Lithium occurs in two key forms: in brine and in a hard rock called spodumene. Brine deposits, such as that being mined by Orocobre at its Olaroz project in Argentina, generally have long lives and low operating costs but take years and huge amounts of money to develop. Spodumene deposits can be brought into production relatively quickly and cheaply, but generally have higher production costs than brine operations.
Mr Pike believes the long lead times for those brine projects means there is a two-year window for spodumene players to get to market and join Orocobre in profiting from the lithium supply squeeze.

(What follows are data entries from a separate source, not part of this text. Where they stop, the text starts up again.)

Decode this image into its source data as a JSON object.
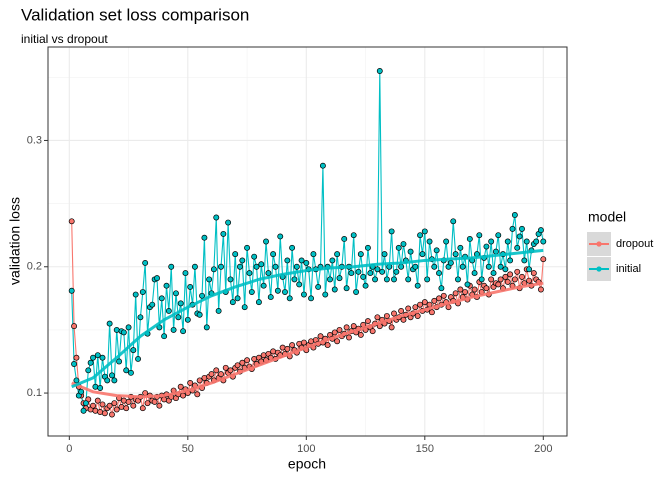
{
  "chart_data": {
    "type": "line",
    "title": "Validation set loss comparison",
    "subtitle": "initial vs dropout",
    "x_label": "epoch",
    "y_label": "validation loss",
    "legend_title": "model",
    "legend_position": "right",
    "grid": true,
    "xlim": [
      -9,
      210
    ],
    "ylim": [
      0.066,
      0.374
    ],
    "xticks": [
      0,
      50,
      100,
      150,
      200
    ],
    "yticks": [
      0.1,
      0.2,
      0.3
    ],
    "xminor": [
      25,
      75,
      125,
      175
    ],
    "yminor": [
      0.15,
      0.25,
      0.35
    ],
    "x": [
      1,
      2,
      3,
      4,
      5,
      6,
      7,
      8,
      9,
      10,
      11,
      12,
      13,
      14,
      15,
      16,
      17,
      18,
      19,
      20,
      21,
      22,
      23,
      24,
      25,
      26,
      27,
      28,
      29,
      30,
      31,
      32,
      33,
      34,
      35,
      36,
      37,
      38,
      39,
      40,
      41,
      42,
      43,
      44,
      45,
      46,
      47,
      48,
      49,
      50,
      51,
      52,
      53,
      54,
      55,
      56,
      57,
      58,
      59,
      60,
      61,
      62,
      63,
      64,
      65,
      66,
      67,
      68,
      69,
      70,
      71,
      72,
      73,
      74,
      75,
      76,
      77,
      78,
      79,
      80,
      81,
      82,
      83,
      84,
      85,
      86,
      87,
      88,
      89,
      90,
      91,
      92,
      93,
      94,
      95,
      96,
      97,
      98,
      99,
      100,
      101,
      102,
      103,
      104,
      105,
      106,
      107,
      108,
      109,
      110,
      111,
      112,
      113,
      114,
      115,
      116,
      117,
      118,
      119,
      120,
      121,
      122,
      123,
      124,
      125,
      126,
      127,
      128,
      129,
      130,
      131,
      132,
      133,
      134,
      135,
      136,
      137,
      138,
      139,
      140,
      141,
      142,
      143,
      144,
      145,
      146,
      147,
      148,
      149,
      150,
      151,
      152,
      153,
      154,
      155,
      156,
      157,
      158,
      159,
      160,
      161,
      162,
      163,
      164,
      165,
      166,
      167,
      168,
      169,
      170,
      171,
      172,
      173,
      174,
      175,
      176,
      177,
      178,
      179,
      180,
      181,
      182,
      183,
      184,
      185,
      186,
      187,
      188,
      189,
      190,
      191,
      192,
      193,
      194,
      195,
      196,
      197,
      198,
      199,
      200
    ],
    "smooth_x": [
      1,
      10,
      20,
      30,
      40,
      50,
      60,
      70,
      80,
      90,
      100,
      110,
      120,
      130,
      140,
      150,
      160,
      170,
      180,
      190,
      200
    ],
    "series": [
      {
        "name": "dropout",
        "color": "#f8766d",
        "values": [
          0.236,
          0.153,
          0.128,
          0.105,
          0.098,
          0.092,
          0.088,
          0.095,
          0.087,
          0.09,
          0.086,
          0.094,
          0.085,
          0.091,
          0.084,
          0.088,
          0.09,
          0.083,
          0.092,
          0.087,
          0.096,
          0.089,
          0.094,
          0.088,
          0.093,
          0.097,
          0.09,
          0.095,
          0.094,
          0.097,
          0.088,
          0.1,
          0.092,
          0.098,
          0.094,
          0.093,
          0.097,
          0.09,
          0.098,
          0.095,
          0.099,
          0.094,
          0.097,
          0.102,
          0.096,
          0.099,
          0.105,
          0.098,
          0.103,
          0.1,
          0.108,
          0.102,
          0.106,
          0.099,
          0.11,
          0.104,
          0.112,
          0.108,
          0.113,
          0.115,
          0.11,
          0.118,
          0.112,
          0.115,
          0.11,
          0.12,
          0.116,
          0.118,
          0.113,
          0.12,
          0.122,
          0.117,
          0.124,
          0.12,
          0.126,
          0.121,
          0.119,
          0.127,
          0.123,
          0.128,
          0.125,
          0.13,
          0.126,
          0.131,
          0.128,
          0.133,
          0.127,
          0.132,
          0.13,
          0.136,
          0.131,
          0.135,
          0.129,
          0.138,
          0.134,
          0.132,
          0.139,
          0.136,
          0.14,
          0.134,
          0.138,
          0.141,
          0.136,
          0.142,
          0.139,
          0.145,
          0.14,
          0.143,
          0.138,
          0.146,
          0.143,
          0.148,
          0.141,
          0.15,
          0.145,
          0.147,
          0.152,
          0.144,
          0.149,
          0.153,
          0.148,
          0.151,
          0.146,
          0.154,
          0.15,
          0.157,
          0.152,
          0.149,
          0.155,
          0.16,
          0.153,
          0.158,
          0.155,
          0.161,
          0.157,
          0.152,
          0.163,
          0.158,
          0.16,
          0.165,
          0.158,
          0.162,
          0.167,
          0.16,
          0.163,
          0.168,
          0.161,
          0.17,
          0.165,
          0.172,
          0.166,
          0.17,
          0.164,
          0.173,
          0.168,
          0.175,
          0.17,
          0.177,
          0.172,
          0.168,
          0.176,
          0.173,
          0.179,
          0.171,
          0.182,
          0.176,
          0.18,
          0.174,
          0.185,
          0.178,
          0.182,
          0.176,
          0.188,
          0.18,
          0.185,
          0.183,
          0.178,
          0.19,
          0.184,
          0.187,
          0.186,
          0.19,
          0.183,
          0.192,
          0.188,
          0.194,
          0.185,
          0.19,
          0.196,
          0.183,
          0.192,
          0.187,
          0.198,
          0.189,
          0.185,
          0.195,
          0.19,
          0.188,
          0.182,
          0.206
        ],
        "smooth_values": [
          0.108,
          0.101,
          0.098,
          0.097,
          0.098,
          0.102,
          0.108,
          0.115,
          0.122,
          0.129,
          0.136,
          0.143,
          0.149,
          0.155,
          0.161,
          0.166,
          0.171,
          0.176,
          0.18,
          0.184,
          0.187
        ]
      },
      {
        "name": "initial",
        "color": "#00bfc4",
        "values": [
          0.181,
          0.123,
          0.11,
          0.098,
          0.101,
          0.086,
          0.092,
          0.118,
          0.124,
          0.128,
          0.105,
          0.13,
          0.104,
          0.128,
          0.113,
          0.11,
          0.155,
          0.114,
          0.11,
          0.15,
          0.125,
          0.149,
          0.148,
          0.118,
          0.152,
          0.116,
          0.134,
          0.178,
          0.127,
          0.16,
          0.18,
          0.203,
          0.147,
          0.168,
          0.17,
          0.19,
          0.191,
          0.152,
          0.175,
          0.145,
          0.185,
          0.165,
          0.2,
          0.15,
          0.179,
          0.16,
          0.171,
          0.149,
          0.195,
          0.158,
          0.184,
          0.17,
          0.2,
          0.163,
          0.162,
          0.177,
          0.223,
          0.152,
          0.19,
          0.179,
          0.198,
          0.239,
          0.165,
          0.2,
          0.226,
          0.18,
          0.235,
          0.19,
          0.172,
          0.21,
          0.175,
          0.2,
          0.205,
          0.168,
          0.215,
          0.195,
          0.18,
          0.208,
          0.2,
          0.172,
          0.202,
          0.185,
          0.22,
          0.195,
          0.176,
          0.21,
          0.2,
          0.181,
          0.224,
          0.192,
          0.18,
          0.205,
          0.175,
          0.215,
          0.19,
          0.2,
          0.186,
          0.205,
          0.178,
          0.203,
          0.198,
          0.175,
          0.21,
          0.198,
          0.184,
          0.2,
          0.28,
          0.178,
          0.2,
          0.19,
          0.205,
          0.182,
          0.21,
          0.191,
          0.2,
          0.222,
          0.183,
          0.2,
          0.195,
          0.225,
          0.18,
          0.196,
          0.21,
          0.192,
          0.185,
          0.215,
          0.195,
          0.2,
          0.19,
          0.198,
          0.355,
          0.196,
          0.21,
          0.19,
          0.2,
          0.228,
          0.19,
          0.196,
          0.215,
          0.2,
          0.218,
          0.205,
          0.19,
          0.212,
          0.198,
          0.2,
          0.185,
          0.225,
          0.21,
          0.228,
          0.19,
          0.22,
          0.206,
          0.2,
          0.213,
          0.195,
          0.183,
          0.205,
          0.22,
          0.2,
          0.203,
          0.236,
          0.21,
          0.19,
          0.215,
          0.2,
          0.208,
          0.186,
          0.222,
          0.205,
          0.195,
          0.21,
          0.225,
          0.19,
          0.207,
          0.216,
          0.2,
          0.22,
          0.195,
          0.212,
          0.225,
          0.2,
          0.21,
          0.198,
          0.22,
          0.205,
          0.23,
          0.241,
          0.215,
          0.224,
          0.23,
          0.205,
          0.22,
          0.198,
          0.213,
          0.218,
          0.22,
          0.226,
          0.229,
          0.22
        ],
        "smooth_values": [
          0.105,
          0.112,
          0.128,
          0.145,
          0.158,
          0.168,
          0.177,
          0.184,
          0.19,
          0.194,
          0.197,
          0.199,
          0.2,
          0.202,
          0.203,
          0.205,
          0.206,
          0.207,
          0.209,
          0.211,
          0.213
        ]
      }
    ]
  }
}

Locally listed players General Mining and Galaxy Resources are tracking for first production from their Mt Cattlin spodumene joint venture by the end of next month, while Neometals’s Mt Marion joint venture with Mineral Resources and Chinese lithium group Ganfeng is expected to start by the middle of the year.
“That’s why we’re backing Orocobre, we’re backing General Mining, we’re backing Galaxy, and that’s why Neometals will be fine,” Mr Pikesays.
“All the guys who are coming on in the next two years are coming on in a window where they will be the only new sources of supply. After that, if everyone gets moving, there will be a lot of supply from 2018 onwards.”
That note of caution is awkward news not only for the numerous junior explorers who have sniffed the opportunity and moved into lithium exploration in recent months, but also for the likes of Pilbara Minerals, which enjoyed a strong uptick last year on the back of the lithium momentum.
Pilbara has defined what it says is one of the world’s biggest new spodumene deposits at its Pilgangoora project east of Port Hedland in Western Australia. The resource base defined to date is twice the size of Mt Marion and Mt Cattlin combined, helping drive its surge from 3.5c to 35c a share over the past year.
But it is further away from production than its smaller rivals. A definitive feasibility study is due by the middle of this year, and analysts aren’t forecasting for Pilgangoora to hit its straps until 2018.
Pilbara executive director Neil Biddle is unperturbed by the talk of a lithium supply surge by the time Pilgangoora gets into production. Instead, he says, the scale of the project will allow it to weather any fluctuation in markets.
“The whole point for us is to be the lowest-cost producer we can be. That scale will do that. We will be right at the bottom end of operating costs and ahead of any other up and coming lithium producers,” he told The Australian.
“At some point the market will go into oversupply — we don’t know when that will be, but we’ve seen it happen in the iron ore industry — and only the lowest-cost producers survive.” Over at Neometals, the company has taken a series of steps to de-risk its exposure. Its partners in Mt Marion are covering its share of the mine’s construction costs, while it has also picked up a cash pile of about $70m through decisions by Ganfeng to the exercise options over portions of Neometals’s stake in the project.
Neometals now owns a 26.9 per cent stake in Mt Marion and could fall further if remaining options are also exercised.